- Episode no.: Season 1 Episode 24
- Directed by: Jackie Cooper
- Story by: Larry Gelbart
- Teleplay by: Robert Klane; Larry Gelbart;
- Production code: J324
- Original air date: March 25, 1973

Episode chronology
| ← Previous "Ceasefire" | Next → "Divided We Stand" |
- M*A*S*H season 1

= Showtime (M*A*S*H) =

"Showtime" is the 24th and final episode of the first season of the American television series M*A*S*H. It originally aired on March 25, 1973.

==Plot==
A USO show is held at the 4077th, featuring stand-up comic Jackie Flash (Joey Forman) and female singing trio The Miller Sisters (Marilyn King, Jean Turrell and Joan Lucksinger), augmented by backup band Charlie Keller and His Claire-de-Lunatics. The performance is juxtaposed with scenes from everyday life in the camp. Henry's wife gives birth to a son. Though Henry is depressed by not being able to see his new baby, Radar cheers him up by arranging for one of the camp's laundry workers to let him hold hers. The camp dentist receives his discharge orders and takes great pains to avoid injury and illness before he starts his trip home, only to crash his jeep and end up in traction. Frank plays a series of practical jokes on Hawkeye, sabotaging the still to spray him in the face, causing a bucket of water to fall and soak him, and rigging the showerheads to malfunction when he tries to take a shower. Hawkeye gets the last laugh by collapsing the officers' latrine tent on top of Frank while he is using it.

==Production notes==
"Showtime" is structurally similar to "Dear Dad" and "Dear Dad...Again," in which it lacks the conventional linear structure of most television programs.
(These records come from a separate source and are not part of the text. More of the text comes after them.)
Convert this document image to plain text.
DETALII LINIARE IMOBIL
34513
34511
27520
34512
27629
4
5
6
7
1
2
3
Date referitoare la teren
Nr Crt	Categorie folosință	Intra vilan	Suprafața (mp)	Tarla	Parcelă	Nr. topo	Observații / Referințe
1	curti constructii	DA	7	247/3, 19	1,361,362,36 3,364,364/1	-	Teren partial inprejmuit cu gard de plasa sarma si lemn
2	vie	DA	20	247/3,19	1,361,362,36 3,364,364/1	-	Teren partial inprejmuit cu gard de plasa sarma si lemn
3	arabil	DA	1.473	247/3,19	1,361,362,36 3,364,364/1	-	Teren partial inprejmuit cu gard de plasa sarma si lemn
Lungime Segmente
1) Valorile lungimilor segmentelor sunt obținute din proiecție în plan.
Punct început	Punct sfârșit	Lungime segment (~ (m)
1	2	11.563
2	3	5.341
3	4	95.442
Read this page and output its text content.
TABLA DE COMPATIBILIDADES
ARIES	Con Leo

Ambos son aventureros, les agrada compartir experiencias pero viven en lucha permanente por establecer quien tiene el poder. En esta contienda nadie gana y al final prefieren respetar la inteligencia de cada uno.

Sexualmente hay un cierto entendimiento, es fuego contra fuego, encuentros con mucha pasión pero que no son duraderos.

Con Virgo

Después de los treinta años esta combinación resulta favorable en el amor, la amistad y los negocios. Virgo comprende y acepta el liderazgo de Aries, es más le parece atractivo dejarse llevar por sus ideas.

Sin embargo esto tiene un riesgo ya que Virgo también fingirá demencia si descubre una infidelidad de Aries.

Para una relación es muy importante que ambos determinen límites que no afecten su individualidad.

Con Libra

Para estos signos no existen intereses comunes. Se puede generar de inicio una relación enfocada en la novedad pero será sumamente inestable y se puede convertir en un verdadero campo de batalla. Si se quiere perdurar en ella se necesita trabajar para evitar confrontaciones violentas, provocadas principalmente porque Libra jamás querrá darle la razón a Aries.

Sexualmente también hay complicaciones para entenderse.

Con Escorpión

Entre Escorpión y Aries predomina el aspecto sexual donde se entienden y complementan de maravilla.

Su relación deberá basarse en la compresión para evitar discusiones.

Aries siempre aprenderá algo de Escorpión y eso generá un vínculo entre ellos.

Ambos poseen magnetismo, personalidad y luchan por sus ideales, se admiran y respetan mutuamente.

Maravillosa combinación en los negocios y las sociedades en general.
It uses moments from the USO show, styled like the ones hosted by Bob Hope, to make commentary and contrast the ugliness of war with the fluff of the performances in the show.

At one point during the band's performance, Radar launches into a drum solo. This was not overdubbed, but was an actual live performance by Gary Burghoff, who had experience as a drummer. He suggested that Radar play in the episode as a means of paying homage to jazz drummer Gene Krupa, whom Burghoff greatly admired; Krupa allowed the actor to use his drum kit for the scene.

==Guest cast==
- John Orchard – Ugly John: this episode marked the last appearance of the Ugly John character (a carryover figure from the original novel and movie); however, Orchard did appear in the 1979 episode "Captains Outrageous" as a different character.